Fundamentação Legal
A boa-fé objetiva é um princípio basilar do Código Civil de 2002 e do Código de Defesa do Consumidor, irradiando seus efeitos por todo o ordenamento.
- Código Civil – Art. 113: “Os negócios jurídicos devem ser interpretados conforme a boa-fé e os usos do lugar de sua celebração.”
- Código Civil – Art. 187: “Também comete ato ilícito o titular de um direito que, ao exercê-lo, excede manifestamente os limites impostos (…) pela boa-fé (…).”
- Código Civil – Art. 422: “Os contratantes são obrigados a guardar, assim na conclusão do contrato, como em sua execução, os princípios de probidade e boa-fé.”
- Código de Defesa do Consumidor – Art. 4º, III: (Estabelece a boa-fé como princípio norteador da Política Nacional das Relações de Consumo).
- Código de Defesa do Consumidor – Art. 51, IV: (Considera nulas as cláusulas contratuais que sejam incompatíveis com a boa-fé).
Desenvolvimento Teórico
A boa-fé objetiva representa a transição de um paradigma individualista para um modelo mais social e ético nas relações privadas, impondo um dever de cooperação mútua.

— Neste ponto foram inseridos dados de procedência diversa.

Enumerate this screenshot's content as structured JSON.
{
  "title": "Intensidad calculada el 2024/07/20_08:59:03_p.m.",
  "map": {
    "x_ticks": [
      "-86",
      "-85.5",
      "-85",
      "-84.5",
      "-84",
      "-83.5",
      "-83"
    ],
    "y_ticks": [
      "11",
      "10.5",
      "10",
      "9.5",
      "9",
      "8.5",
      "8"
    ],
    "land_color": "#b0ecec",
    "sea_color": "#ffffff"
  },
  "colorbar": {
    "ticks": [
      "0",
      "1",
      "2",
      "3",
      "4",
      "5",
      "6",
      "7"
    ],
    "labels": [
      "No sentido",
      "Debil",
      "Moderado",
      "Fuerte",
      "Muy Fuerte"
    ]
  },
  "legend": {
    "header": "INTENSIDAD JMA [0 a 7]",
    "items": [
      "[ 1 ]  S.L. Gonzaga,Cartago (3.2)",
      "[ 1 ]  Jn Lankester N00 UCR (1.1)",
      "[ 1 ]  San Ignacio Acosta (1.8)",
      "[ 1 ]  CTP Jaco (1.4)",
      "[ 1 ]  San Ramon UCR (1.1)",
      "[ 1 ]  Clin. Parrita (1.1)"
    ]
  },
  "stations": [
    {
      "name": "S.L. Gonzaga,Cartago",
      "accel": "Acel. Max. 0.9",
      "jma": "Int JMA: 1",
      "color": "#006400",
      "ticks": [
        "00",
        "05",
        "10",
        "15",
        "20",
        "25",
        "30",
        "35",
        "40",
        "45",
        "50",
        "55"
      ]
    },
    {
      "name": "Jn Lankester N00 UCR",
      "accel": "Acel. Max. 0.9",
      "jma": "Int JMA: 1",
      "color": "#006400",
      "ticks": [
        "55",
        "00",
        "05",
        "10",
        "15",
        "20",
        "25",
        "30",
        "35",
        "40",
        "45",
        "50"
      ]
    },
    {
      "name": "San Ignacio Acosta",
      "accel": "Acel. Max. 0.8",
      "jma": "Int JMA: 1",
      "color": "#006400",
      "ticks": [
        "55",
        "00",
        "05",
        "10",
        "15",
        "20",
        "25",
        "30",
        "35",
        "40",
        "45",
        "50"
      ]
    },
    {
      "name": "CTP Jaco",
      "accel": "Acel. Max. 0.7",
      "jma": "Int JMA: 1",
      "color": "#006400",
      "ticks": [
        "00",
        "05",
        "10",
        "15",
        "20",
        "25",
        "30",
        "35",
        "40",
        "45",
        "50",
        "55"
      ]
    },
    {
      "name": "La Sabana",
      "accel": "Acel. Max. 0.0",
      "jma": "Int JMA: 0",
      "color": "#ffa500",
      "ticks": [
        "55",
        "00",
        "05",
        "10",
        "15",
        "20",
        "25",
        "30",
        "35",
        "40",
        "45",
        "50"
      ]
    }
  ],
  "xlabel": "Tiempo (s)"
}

Requisitos (Distinção entre Boa-fé Subjetiva e Objetiva)
É crucial diferenciar as duas facetas da boa-fé:
- Boa-fé Subjetiva: É um estado psicológico, uma crença interna do sujeito. Refere-se à ignorância ou ao desconhecimento de uma situação que prejudica direito alheio (ex: o possuidor que não sabe que sua posse é viciada).
- Boa-fé Objetiva: É um padrão de conduta, uma regra de comportamento. Não se analisa a intenção do agente, mas sim se sua conduta externa se amolda ao padrão do homem probo, leal e honesto naquela específica relação jurídica. É a boa-fé do art. 422 do Código Civil.
Características Principais (As Funções da Boa-fé Objetiva)
A doutrina majoritária atribui três funções primordiais à boa-fé objetiva:
- Função Interpretativa (Art. 113): Serve como um critério para a interpretação de negócios jurídicos. O intérprete deve buscar o sentido que uma pessoa leal e honesta daria ao negócio, e não apenas o sentido literal das palavras.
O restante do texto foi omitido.